I recently changed jobs from local government with a pension to an out of system non-profit. I was in my gov't position for 4 years, and I'm not fully vested in the pension plan but I do have around $7,200 of my own contributions sitting there and I'm in a bind about what to do with the balance. The way I see it, I have basically 3 options:
Option 1
Withdraw it all in a lump sum. If I do this, I'll take a hit of 20% upfront in federal taxes, a 10% excise tax penalty for early withdrawal when I file this year's taxes, and state income taxes next year (about 4.5%). So in all, my $7,200 would be a lump sum payment of about $4,716. We don't carry a credit card balance and we're just about to pay off our car (I know I know, we financed it but that was before I became a mustachian). So I could put it toward our mortgage (remaining balance of $68,000 at 3.5% interest) or invest it into a dividend or index fund (although I'm a bit worried the market is overvalued at the moment and I wouldn't be getting the best deal, dollar cost speaking).
Option 2
Rollover into an IRA tax free. The problem here is that my new employer only offers a SIMPLE IRA and my understanding of the SIMPLE IRA is that there are a lot of restrictions on rollovers and can only be done from/to another SIMPLE IRA. That would mean I'd need to open up a new IRA, either Roth or Traditional (I suppose? I haven't really explored this option yet).
Option 3
Do nothing. I leave my money sitting there where the state guarantees to earn a flat 4% per year indefinitely. After I turn 55 (currently I'm 29) I could withdraw it without the 10% penalty. Running the amount through the Motley Fool investment calculator though and estimating 2% inflation, my investment would be worth all of $8,873 in 26 years. And I'd still be on the hook for the federal and state taxes if I understand it correctly.

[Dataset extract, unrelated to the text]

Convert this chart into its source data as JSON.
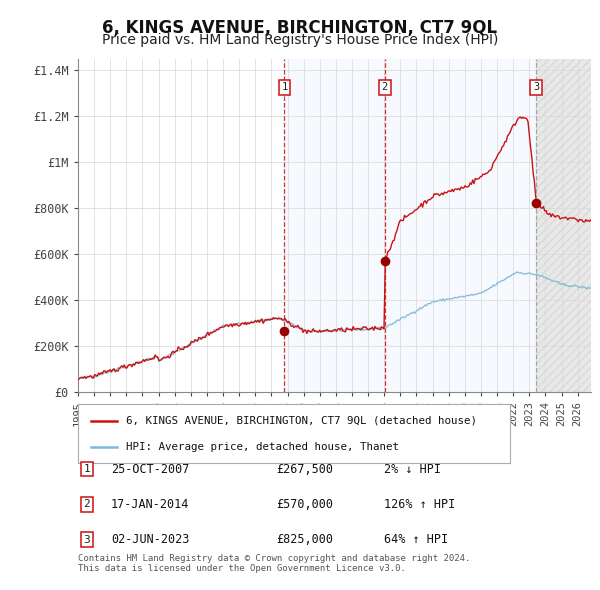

Unless there's a better argument or something I'm missing about Option 3, I'm essentially taking that one off the table. Personally, I'm partial to putting it into a dividend fund, expecting that the market over the next 25+ years will outperform the 3.5% I'd save on my mortgage or the 4% I'd earn leaving it where it is, and hopefully would more than make up for the tax hit and penalty. I lean away from the rollover option simply because it "locks up" my money for many years and we have aspirations of buying rental or commercial properties down the road.
Many thanks in advance for your thoughts!